The operational coverage area for our fully driverless ride hailing service increased by eightfold from a year ago, now covering over 7 million people in Wuhan. Apollo Go’s operational hours also gradually expanded from only the off-peak hours in the beginning to adding peak hours to its operations and eventually extending to 24/7 in March of this year. The scale expansion resulted in a consistent improvement of UE in terms of revenue. Both daily rides per vehicle and distance per ride have been growing. When it comes to cost, the majority is labor cost and hardware expenditures. We have been demonstrating consistent track record of safe operations, which helps us to increase deployment of fully driverless ride hailing operations. In April, the proportion of fully driverless orders rose to 70% – that’s up from only 10% in August 2022, and 45% Q4 of last year.
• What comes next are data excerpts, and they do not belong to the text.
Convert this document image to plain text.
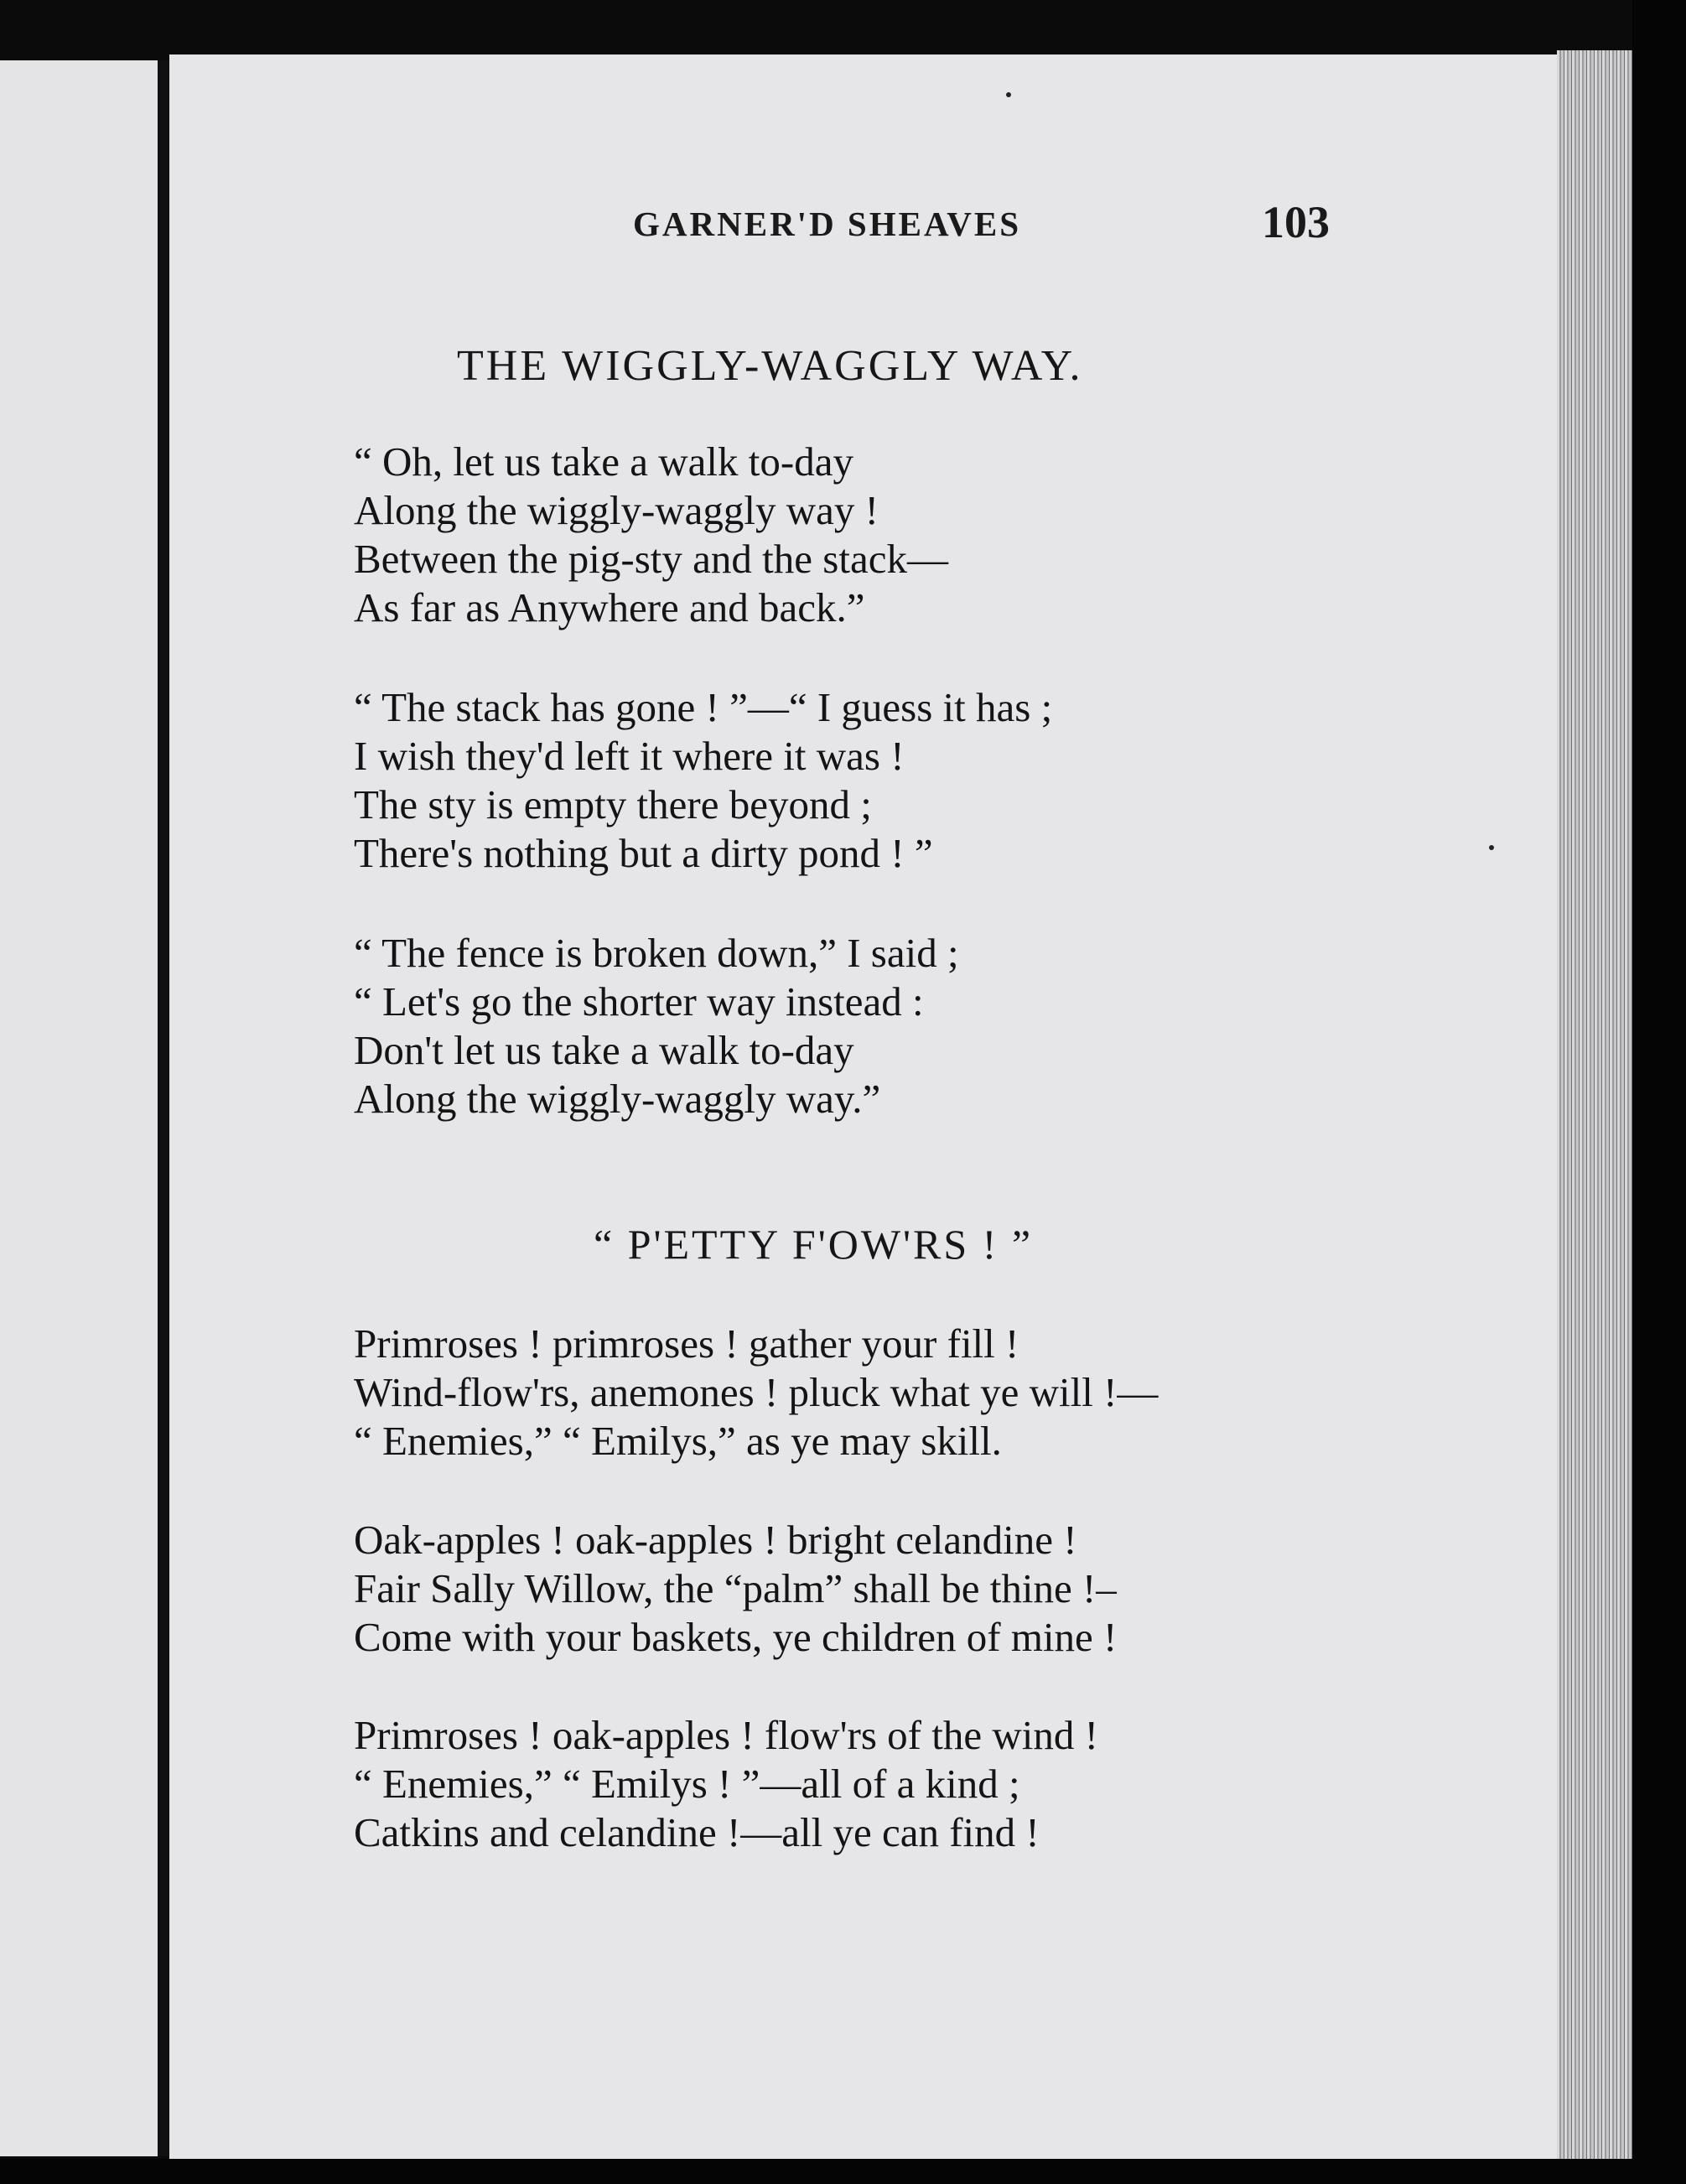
GARNER'D SHEAVES	103
THE WIGGLY-WAGGLY WAY.
“ Oh, let us take a walk to-day
Along the wiggly-waggly way !
Between the pig-sty and the stack—
As far as Anywhere and back.”
“ The stack has gone ! ”—“ I guess it has ;
I wish they'd left it where it was !
The sty is empty there beyond ;
There's nothing but a dirty pond ! ”
“ The fence is broken down,” I said ;
“ Let's go the shorter way instead :
Don't let us take a walk to-day
Along the wiggly-waggly way.”
“ P'ETTY F'OW'RS ! ”
Primroses ! primroses ! gather your fill !
Wind-flow'rs, anemones ! pluck what ye will !—
“ Enemies,” “ Emilys,” as ye may skill.
Oak-apples ! oak-apples ! bright celandine !
Fair Sally Willow, the “palm” shall be thine !–
Come with your baskets, ye children of mine !
Primroses ! oak-apples ! flow'rs of the wind !
“ Enemies,” “ Emilys ! ”—all of a kind ;
Catkins and celandine !—all ye can find !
We expect this figure to reach 100% in the coming quarters, thereby enabling us to minimize the cost related to safety officers. In addition to lowering the labor cost, we are steadfast in driving down hardware costs. The mass production and timeline of RT6, our sixth generation robotaxi, remains on track. Adopting a battery swapping solution, the mass production price for RT6 excluding battery is below US $30,000. We will use RT6 as the primary vehicle in the future fleet expansion and it should help to significantly reduce the hardware depreciation cost for each vehicle, further improving our UE and bringing us closer to profitability. Looking to this quarter, we plan to expand the fully driverless fleet of our Wuhan operation to 1,000 vehicles by the end of the year, more than tripling from the end of last year.
Our focus remains on improving regional UE and narrowing the losses for Apollo Go business. With continued improvement in operational efficiency and cost reduction, we believe Apollo Go will achieve operational UE breakeven in Wuhan first, and once that’s achieved, we can scale up the operation quickly. Thank you.
Operator: Ladies and gentlemen, that does conclude our conference for today. Thank you for participating. You may now disconnect.